Ilse Vogel, Heimatforscherin rund um die jüdische Geschichte in der Re­gion um Diespeck, zeigte den etwa 25 Interessierten, die dem kalten Wind trotzten, zu Beginn das Tahara-Haus für die rituellen Waschungen der Ver­storbenen. Dort sind auch Fotos von der Zerstörung des Friedhofs vor fünf Jahren aufgehängt, die zeigen wie groß das Ausmaß der Verwüstung war.

Ausgerichtet wie das Hebräische

Die Besucher erfuhren, dass bei der Belegung der Begräbnisstätte wie beim Schreiben im Hebräischen vor­gegangen wurde. Das älteste Grab findet sich also „rechts oben“, neben dem Tahara-Haus, das jüngste „links unten“. Jeder Stein ist nach Osten ausgerichtet, nach Jerusalem, wo nach dem jüdischen Glauben der Mes­sias einst erscheinen wird.

In der Bevölkerung wurde der jüdi­sche Friedhof „Judensäcker“ ge­nannt, was aber nichts mit „Äckern“ zu tun hat, sondern „Secker“ meint, den hebräischen Namen für einen Ort der Erinnerung. 1786 wurde der Friedhof von den jüdischen Gemein­den in Diespeck und Pahres errichtet, 1938 fand dort das letzte Begräbnis statt. Auffallend ist, dass von der vierten bis zur zehnten Grabsteinrei­he viele Steine fehlen. Ursache ist vermutlich ein Gesetz von 1942, das den Kommunen großzügigen Umgang mit jüdischem Eigentum erlaubte.

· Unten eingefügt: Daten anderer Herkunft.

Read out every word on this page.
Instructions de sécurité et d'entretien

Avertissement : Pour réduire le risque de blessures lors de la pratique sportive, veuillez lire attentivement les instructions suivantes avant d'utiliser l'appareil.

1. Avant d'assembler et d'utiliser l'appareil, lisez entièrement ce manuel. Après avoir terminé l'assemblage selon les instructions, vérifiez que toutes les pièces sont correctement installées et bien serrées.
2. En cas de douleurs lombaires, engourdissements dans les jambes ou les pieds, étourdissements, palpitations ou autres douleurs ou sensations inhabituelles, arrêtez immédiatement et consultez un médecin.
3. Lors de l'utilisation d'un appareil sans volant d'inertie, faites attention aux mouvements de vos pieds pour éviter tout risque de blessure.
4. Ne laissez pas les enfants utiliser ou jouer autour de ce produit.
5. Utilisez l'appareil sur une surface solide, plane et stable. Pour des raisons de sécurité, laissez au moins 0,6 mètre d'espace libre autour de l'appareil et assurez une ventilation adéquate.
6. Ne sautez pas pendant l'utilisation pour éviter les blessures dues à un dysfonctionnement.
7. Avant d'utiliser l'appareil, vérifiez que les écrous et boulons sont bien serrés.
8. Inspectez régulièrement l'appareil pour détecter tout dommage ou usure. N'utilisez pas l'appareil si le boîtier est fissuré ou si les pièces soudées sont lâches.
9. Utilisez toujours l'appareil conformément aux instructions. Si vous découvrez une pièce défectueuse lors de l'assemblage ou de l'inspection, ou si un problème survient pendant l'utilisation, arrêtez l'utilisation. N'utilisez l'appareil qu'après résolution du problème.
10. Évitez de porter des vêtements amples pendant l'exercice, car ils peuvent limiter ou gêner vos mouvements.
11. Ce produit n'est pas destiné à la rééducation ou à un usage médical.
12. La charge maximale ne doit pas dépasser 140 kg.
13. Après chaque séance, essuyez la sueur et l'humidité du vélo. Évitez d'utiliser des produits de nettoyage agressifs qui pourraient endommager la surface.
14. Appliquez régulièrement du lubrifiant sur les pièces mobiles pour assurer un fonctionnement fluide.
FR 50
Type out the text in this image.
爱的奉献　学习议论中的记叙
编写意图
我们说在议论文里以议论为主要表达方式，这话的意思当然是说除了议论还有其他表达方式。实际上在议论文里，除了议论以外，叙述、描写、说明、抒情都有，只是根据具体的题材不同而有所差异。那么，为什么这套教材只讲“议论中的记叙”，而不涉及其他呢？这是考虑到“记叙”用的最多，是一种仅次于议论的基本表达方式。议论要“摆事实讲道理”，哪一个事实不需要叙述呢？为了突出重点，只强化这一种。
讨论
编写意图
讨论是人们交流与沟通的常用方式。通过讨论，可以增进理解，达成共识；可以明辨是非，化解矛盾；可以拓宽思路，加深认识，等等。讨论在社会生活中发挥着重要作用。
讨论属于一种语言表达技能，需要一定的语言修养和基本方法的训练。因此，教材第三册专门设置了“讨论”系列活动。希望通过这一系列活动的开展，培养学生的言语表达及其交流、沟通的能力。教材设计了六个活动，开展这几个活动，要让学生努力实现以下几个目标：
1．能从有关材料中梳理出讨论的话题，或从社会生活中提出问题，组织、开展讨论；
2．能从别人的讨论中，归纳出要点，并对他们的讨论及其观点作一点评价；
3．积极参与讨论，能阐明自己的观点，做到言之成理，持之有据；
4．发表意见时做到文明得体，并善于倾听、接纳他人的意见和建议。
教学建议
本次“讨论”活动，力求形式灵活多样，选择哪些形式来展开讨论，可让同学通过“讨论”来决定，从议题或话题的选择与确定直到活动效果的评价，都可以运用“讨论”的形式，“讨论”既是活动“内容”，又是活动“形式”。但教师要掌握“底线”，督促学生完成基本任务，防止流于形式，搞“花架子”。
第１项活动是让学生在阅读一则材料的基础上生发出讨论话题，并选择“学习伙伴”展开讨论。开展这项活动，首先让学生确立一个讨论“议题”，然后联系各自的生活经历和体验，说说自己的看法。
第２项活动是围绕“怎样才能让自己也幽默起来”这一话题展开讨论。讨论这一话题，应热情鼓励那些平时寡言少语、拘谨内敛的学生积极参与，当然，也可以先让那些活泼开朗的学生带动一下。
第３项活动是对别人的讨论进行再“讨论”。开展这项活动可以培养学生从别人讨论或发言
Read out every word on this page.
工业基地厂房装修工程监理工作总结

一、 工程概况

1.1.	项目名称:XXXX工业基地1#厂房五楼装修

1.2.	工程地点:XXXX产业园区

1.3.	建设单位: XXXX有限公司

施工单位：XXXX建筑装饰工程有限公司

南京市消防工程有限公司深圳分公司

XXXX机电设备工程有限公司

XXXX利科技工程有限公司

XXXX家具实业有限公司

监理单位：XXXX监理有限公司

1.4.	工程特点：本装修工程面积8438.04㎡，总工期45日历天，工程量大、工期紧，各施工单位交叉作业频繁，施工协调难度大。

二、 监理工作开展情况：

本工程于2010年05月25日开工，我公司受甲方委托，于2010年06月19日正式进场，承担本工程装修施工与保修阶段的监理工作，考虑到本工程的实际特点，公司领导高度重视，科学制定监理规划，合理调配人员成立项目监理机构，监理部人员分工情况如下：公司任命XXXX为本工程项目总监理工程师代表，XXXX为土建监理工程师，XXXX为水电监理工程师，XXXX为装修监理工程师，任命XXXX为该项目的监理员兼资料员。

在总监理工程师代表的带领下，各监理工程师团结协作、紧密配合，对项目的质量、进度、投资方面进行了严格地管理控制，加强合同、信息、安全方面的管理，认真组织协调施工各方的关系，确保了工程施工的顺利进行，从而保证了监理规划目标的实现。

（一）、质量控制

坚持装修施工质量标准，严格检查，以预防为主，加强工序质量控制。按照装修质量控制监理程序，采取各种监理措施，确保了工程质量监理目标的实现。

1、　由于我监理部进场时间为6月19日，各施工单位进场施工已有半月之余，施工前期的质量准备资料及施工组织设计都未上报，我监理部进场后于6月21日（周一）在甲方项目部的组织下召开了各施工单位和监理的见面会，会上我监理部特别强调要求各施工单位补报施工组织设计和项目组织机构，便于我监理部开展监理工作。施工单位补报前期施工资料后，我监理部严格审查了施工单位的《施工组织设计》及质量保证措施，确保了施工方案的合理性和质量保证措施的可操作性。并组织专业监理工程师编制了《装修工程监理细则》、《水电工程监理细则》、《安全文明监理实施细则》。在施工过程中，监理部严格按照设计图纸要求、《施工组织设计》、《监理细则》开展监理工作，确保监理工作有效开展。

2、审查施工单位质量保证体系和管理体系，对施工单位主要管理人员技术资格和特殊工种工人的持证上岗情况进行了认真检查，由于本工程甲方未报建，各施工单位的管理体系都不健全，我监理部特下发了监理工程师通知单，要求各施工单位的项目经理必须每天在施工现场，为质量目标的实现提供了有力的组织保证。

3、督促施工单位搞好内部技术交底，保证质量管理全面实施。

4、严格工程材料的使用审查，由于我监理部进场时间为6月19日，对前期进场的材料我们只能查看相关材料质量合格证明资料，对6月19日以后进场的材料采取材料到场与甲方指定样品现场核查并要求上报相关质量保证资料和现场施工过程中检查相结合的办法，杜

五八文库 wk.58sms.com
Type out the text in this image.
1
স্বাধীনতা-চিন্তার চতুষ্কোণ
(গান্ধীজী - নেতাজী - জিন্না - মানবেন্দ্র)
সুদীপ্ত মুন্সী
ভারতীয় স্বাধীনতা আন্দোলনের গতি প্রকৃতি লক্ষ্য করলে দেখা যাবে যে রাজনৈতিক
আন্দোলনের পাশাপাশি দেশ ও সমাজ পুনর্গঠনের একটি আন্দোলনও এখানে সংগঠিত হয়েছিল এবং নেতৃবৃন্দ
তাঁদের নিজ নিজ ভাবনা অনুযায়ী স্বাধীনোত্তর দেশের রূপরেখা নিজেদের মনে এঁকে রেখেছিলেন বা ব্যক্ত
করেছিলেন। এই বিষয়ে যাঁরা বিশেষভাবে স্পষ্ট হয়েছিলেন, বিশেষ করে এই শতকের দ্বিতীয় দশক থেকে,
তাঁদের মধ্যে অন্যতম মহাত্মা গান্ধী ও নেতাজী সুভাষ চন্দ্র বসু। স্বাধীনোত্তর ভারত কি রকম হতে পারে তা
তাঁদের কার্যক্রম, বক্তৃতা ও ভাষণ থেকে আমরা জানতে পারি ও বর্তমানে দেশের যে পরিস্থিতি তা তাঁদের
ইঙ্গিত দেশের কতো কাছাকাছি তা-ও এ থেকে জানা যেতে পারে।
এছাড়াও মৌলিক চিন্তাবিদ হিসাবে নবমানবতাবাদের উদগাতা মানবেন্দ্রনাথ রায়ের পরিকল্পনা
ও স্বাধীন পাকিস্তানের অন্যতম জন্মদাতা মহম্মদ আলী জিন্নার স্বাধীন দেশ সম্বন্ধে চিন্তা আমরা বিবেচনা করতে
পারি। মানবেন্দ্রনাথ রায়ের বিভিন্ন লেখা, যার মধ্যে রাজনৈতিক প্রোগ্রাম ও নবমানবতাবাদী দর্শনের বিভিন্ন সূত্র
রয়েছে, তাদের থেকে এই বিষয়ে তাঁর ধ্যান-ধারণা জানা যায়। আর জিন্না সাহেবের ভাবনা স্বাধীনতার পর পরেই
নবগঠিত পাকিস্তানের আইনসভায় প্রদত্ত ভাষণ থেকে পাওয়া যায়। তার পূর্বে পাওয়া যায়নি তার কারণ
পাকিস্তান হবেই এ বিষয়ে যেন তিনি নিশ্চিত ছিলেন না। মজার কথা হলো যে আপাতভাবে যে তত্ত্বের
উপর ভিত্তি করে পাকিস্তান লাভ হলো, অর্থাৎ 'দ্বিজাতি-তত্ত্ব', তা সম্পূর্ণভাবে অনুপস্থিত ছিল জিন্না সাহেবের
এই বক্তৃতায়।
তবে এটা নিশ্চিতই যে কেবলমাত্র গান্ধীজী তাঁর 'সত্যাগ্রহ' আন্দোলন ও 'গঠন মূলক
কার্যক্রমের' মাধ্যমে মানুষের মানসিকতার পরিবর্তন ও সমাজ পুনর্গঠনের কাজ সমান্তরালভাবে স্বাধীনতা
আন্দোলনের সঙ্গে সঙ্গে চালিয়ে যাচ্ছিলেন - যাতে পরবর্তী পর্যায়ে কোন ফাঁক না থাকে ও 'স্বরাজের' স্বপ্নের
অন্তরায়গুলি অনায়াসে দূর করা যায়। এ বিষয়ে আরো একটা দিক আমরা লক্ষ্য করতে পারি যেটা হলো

Ab der elften Grabreihe nimmt der Formenreichtum der Grabsteine zu. Wenn anfangs nur hebräische Schrif­ten auf den Steinen zu lesen sind – Il­se Vogel übersetzte einige davon – so gibt es ab 1836 auch deutsche Inschrif­ten als Ergänzung.

Erst ab 1865 in Neustadt

Nach Neustadt durften jüdische Fa­milien erst ab 1865 ziehen, ab diesem Zeitpunkt tauchen deren Namen auf den Grabsteinen auf. Von 1882 an kam auch auf dem jüdischen Friedhof Marmor oder Granit für die Grabstei­ne in Mode, zu lesen ist darauf nach einer hebräischen Inschrift wie auf den christlichen Friedhöfen „Hier ruht sanft und selig ...“ 1878 wurde die jüdische Gemeinde in Pahres aufgelöst, viele junge Men­schen waren nach Amerika ausge­wandert, die meisten jüdischen Fami­lien wohnten in Neustadt. Sogar die Synagoge war in Pahres abgebaut und im nahen Neustadt wieder aufge­baut worden.

In Diespeck endete das jüdische Ge­meindeleben nach dem Ersten Welt­krieg. Jedoch errichtete die israeliti­sche Kultusgemeinde auf dem Fried­hof noch ein Denkmal für ihre elf im Ersten Weltkrieg gefallenen und ver­missten Männer.